ONTWERPWETGEVINGSRESOLUTIE VAN HET EUROPEES PARLEMENT

over het ontwerpbesluit van de Raad inzake de sluiting van een vrijwillige partnerschapsovereenkomst tussen de Europese Unie en de Republiek Kameroen inzake wetshandhaving, governance en handel in de bosbouw met betrekking tot de invoer van hout en houtproducten in de Europese Unie (FLEGT)

(12796/2010 – C7‑0339/2010 – 2010/0217(NLE))

(Goedkeuring)

Het Europees Parlement,

–   gezien het ontwerp van besluit van de Raad (12796/2010),

–   gezien het ontwerp voor een vrijwillige partnerschapsovereenkomst tussen de Europese Unie en de Republiek Kameroen inzake wetshandhaving, governance en handel in de bosbouw met betrekking tot de invoer van hout en houtproducten in de Europese Unie (FLEGT) (13187/2010),

–   gezien het verzoek om goedkeuring dat de Raad heeft ingediend krachtens artikel 207, lid 3, eerste alinea en artikel 270, lid 4, eerste alinea en artikel 218, lid 6, tweede alinea, onder a), punt (v) en artikel 218, lid 7, van het Verdrag betreffende de werking van de Europese Unie (C7‑0339/2010),

–   gelet op artikel 81 en artikel 90, lid 8, van zijn Reglement,

–   gezien de aanbeveling van de Commissie internationale handel en het advies van de Commissie ontwikkelingssamenwerking (A7‑0371/2010),

1.  hecht zijn goedkeuring aan de sluiting van de overeenkomst;

2.  verzoekt zijn Voorzitter het standpunt van het Parlement te doen toekomen aan de Raad en aan de Commissie, alsmede aan de regeringen en parlementen van de lidstaten en de Republiek Kameroen.

TOELICHTING

Met de vrijwillige partnerschapsovereenkomst tussen de Europese Unie en de Republiek Kameroen ("VPO Kameroen-EU") wordt beoogd een wettelijk kader te scheppen om (i) de traceerbaarheid van houtproducten te waarborgen, (ii) procedures in te voeren voor overheidscontrole en onafhankelijke controle om te waarborgen dat al het hout uit Kameroen dat naar de Europese markt wordt uitgevoerd op legale wijze verworven, gekapt, vervoerd en uitgevoerd is teneinde in Kameroen tot bosbeheer en -exploitatie op legale grondslag te komen, en (iii) de toepassing van de regelgeving en governance te versterken

De VPO Kameroen-EU werd op 6 mei 2009 gesloten tussen de Europese Unie en de Republiek Kameroen na onderhandelingen die 5 jaar hebben geduurd (de vooronderhandelingen meegerekend). De overeenkomst sluit aan bij het EU-actieplan voor wetshandhaving, governance en handel in de bosbouw (FLEGT).
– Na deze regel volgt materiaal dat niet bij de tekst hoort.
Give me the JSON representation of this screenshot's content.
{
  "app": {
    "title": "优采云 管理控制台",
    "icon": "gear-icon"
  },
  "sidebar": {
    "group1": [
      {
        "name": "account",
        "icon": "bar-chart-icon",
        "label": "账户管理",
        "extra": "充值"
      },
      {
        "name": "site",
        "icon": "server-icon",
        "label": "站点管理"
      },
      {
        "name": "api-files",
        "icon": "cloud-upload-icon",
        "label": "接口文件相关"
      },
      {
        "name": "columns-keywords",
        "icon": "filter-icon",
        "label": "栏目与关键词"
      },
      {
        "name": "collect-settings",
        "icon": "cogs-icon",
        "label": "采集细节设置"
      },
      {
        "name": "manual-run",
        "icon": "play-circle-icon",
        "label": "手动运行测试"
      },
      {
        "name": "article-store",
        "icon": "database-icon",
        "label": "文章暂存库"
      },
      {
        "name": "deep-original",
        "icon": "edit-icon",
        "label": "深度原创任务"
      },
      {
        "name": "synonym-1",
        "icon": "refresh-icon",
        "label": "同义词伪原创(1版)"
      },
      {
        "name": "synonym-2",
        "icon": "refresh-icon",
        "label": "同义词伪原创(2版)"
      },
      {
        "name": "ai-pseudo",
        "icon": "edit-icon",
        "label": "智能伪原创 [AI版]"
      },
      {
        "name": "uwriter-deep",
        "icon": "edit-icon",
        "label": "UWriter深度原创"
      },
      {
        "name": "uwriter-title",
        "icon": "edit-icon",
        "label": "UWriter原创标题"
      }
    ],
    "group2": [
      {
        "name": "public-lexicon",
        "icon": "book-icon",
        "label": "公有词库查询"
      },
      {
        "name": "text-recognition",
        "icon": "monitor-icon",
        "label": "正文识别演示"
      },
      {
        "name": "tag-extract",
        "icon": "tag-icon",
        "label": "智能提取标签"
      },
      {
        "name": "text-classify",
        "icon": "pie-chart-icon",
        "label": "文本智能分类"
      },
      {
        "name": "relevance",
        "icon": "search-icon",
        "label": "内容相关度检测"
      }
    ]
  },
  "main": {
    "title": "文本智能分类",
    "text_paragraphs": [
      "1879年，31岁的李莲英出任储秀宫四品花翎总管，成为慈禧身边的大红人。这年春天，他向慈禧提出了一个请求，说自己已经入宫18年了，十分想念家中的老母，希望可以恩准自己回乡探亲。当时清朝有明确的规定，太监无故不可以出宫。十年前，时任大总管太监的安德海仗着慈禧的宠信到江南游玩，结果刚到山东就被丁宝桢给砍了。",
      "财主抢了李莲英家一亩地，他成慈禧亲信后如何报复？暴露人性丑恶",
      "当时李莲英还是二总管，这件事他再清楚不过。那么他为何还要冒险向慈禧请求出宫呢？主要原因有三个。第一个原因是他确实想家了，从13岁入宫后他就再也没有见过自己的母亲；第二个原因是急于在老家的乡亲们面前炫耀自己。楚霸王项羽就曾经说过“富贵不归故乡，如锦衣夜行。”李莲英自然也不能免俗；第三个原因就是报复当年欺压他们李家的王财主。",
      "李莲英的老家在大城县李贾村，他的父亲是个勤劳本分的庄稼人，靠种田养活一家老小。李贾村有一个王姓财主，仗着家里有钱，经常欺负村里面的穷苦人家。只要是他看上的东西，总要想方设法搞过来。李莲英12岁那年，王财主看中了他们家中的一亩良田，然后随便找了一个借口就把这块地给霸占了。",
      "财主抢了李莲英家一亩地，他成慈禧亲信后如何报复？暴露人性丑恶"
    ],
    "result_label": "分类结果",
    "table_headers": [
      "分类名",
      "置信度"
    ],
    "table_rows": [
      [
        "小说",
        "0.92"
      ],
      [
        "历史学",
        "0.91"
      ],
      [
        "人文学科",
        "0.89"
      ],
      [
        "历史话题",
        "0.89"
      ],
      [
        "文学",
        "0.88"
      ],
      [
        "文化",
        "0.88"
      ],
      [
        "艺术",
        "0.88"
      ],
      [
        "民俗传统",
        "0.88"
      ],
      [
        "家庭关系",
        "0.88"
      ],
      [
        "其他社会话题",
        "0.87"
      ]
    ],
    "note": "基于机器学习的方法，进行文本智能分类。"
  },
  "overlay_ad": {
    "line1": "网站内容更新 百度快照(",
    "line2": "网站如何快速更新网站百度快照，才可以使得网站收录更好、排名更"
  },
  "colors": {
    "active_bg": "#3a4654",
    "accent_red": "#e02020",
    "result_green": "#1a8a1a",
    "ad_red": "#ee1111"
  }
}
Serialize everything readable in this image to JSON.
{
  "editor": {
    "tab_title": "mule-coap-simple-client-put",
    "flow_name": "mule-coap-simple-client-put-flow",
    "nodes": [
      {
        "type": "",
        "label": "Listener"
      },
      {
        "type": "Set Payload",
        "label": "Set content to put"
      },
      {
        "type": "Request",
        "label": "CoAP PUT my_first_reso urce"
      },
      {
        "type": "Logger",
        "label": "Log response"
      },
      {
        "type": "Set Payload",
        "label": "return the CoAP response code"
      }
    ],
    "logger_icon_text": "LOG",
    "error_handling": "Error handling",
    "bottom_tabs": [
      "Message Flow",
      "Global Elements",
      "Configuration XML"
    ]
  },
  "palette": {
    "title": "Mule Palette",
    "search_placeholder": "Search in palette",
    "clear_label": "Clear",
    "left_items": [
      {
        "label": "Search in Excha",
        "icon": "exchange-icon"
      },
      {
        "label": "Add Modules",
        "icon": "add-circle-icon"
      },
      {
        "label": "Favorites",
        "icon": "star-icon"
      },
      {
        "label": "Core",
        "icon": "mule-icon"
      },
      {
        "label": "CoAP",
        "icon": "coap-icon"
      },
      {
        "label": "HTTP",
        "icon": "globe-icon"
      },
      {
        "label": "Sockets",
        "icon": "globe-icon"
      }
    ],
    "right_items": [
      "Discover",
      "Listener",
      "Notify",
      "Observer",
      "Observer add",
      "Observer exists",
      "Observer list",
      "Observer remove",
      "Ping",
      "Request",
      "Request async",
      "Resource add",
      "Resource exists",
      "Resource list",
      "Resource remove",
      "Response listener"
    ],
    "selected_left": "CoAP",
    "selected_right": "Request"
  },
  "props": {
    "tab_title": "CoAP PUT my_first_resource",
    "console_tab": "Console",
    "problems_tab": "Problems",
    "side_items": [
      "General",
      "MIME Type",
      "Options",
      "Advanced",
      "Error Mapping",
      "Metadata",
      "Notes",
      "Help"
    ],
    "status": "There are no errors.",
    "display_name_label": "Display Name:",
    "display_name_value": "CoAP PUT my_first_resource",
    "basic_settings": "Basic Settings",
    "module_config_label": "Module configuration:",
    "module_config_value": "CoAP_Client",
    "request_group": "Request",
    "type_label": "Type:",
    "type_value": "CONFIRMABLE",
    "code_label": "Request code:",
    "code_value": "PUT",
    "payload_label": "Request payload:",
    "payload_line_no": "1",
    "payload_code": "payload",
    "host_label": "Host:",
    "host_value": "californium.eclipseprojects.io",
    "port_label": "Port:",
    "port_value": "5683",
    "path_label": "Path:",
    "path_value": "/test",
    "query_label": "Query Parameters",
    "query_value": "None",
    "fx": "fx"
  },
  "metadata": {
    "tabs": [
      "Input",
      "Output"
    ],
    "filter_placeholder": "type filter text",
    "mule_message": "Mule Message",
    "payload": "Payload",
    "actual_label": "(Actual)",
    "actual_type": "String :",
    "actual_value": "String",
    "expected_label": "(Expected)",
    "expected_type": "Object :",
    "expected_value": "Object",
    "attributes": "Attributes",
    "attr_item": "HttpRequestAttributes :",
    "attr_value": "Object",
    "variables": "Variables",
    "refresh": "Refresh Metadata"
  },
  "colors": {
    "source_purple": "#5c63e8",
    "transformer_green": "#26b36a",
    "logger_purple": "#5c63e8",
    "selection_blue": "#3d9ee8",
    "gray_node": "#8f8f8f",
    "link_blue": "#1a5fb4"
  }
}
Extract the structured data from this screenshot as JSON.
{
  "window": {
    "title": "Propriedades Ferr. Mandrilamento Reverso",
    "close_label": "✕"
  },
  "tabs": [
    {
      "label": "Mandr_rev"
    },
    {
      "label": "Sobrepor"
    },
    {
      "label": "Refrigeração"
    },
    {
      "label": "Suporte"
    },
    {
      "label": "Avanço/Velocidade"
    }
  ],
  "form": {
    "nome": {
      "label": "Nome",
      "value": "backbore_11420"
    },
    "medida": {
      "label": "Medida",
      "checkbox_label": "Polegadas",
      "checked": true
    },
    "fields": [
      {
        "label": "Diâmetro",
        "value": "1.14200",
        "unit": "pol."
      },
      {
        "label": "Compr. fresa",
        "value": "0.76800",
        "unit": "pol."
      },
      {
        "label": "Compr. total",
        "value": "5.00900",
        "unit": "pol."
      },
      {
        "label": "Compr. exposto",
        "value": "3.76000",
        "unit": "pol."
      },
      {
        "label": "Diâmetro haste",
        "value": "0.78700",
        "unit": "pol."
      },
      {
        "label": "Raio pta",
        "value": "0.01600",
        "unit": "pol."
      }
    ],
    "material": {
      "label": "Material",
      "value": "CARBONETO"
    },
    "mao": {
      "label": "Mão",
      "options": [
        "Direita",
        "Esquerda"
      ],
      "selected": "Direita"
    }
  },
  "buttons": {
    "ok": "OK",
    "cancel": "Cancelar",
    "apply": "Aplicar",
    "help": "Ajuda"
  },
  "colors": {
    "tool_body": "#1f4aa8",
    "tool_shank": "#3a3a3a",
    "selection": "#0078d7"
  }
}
Aan de meeste criteria uit hoofde van de definities van de VPO is kennelijk voldaan, met name wat betreft het onderhandelingsproces, dat een innovatieve en participatieve overeenkomst heeft opgeleverd; er wordt mee beoogd doeltreffend op te treden tegen ondeugdelijke bestuurlijke praktijken die aan de wortel liggen van illegale houthandel en corruptie; voorts moet er een doeltreffend en transparant controlesysteem komen om na te gaan of het hout en de houtproducten op legale wijze verkregen zijn.

Kameroen, met een grondgebied dat voor 40% door bossen wordt bedekt, is in Afrika de grootste exporteur van hardhout naar Europa. Het land verkoopt 80% van zijn gezaagd hout naar de EU (met name naar Italië en Spanje), en exporteerde in 2006 voor 481 miljoen US dollar aan hout en aanverwante producten, waarvan het grootste deel was bestemd voor de EU (362 miljoen US dollar). Niettemin kent de sector ernstige problemen rond de governance, hetgeen zich uit in aantasting van de natuur, ongelijkheden, verpaupering en corruptie. Ondanks de maatregelen van de regering blijven frauduleuze praktijken doorgaan, onder meer omdat er maar zeer weinig sancties zijn die effect sorteren[1].

Maatregelen om de illegale houthandel te bestrijden en de veelal complexe handelsstromen in kaart te brengen en in het oog te houden waren daarom dringend geboden.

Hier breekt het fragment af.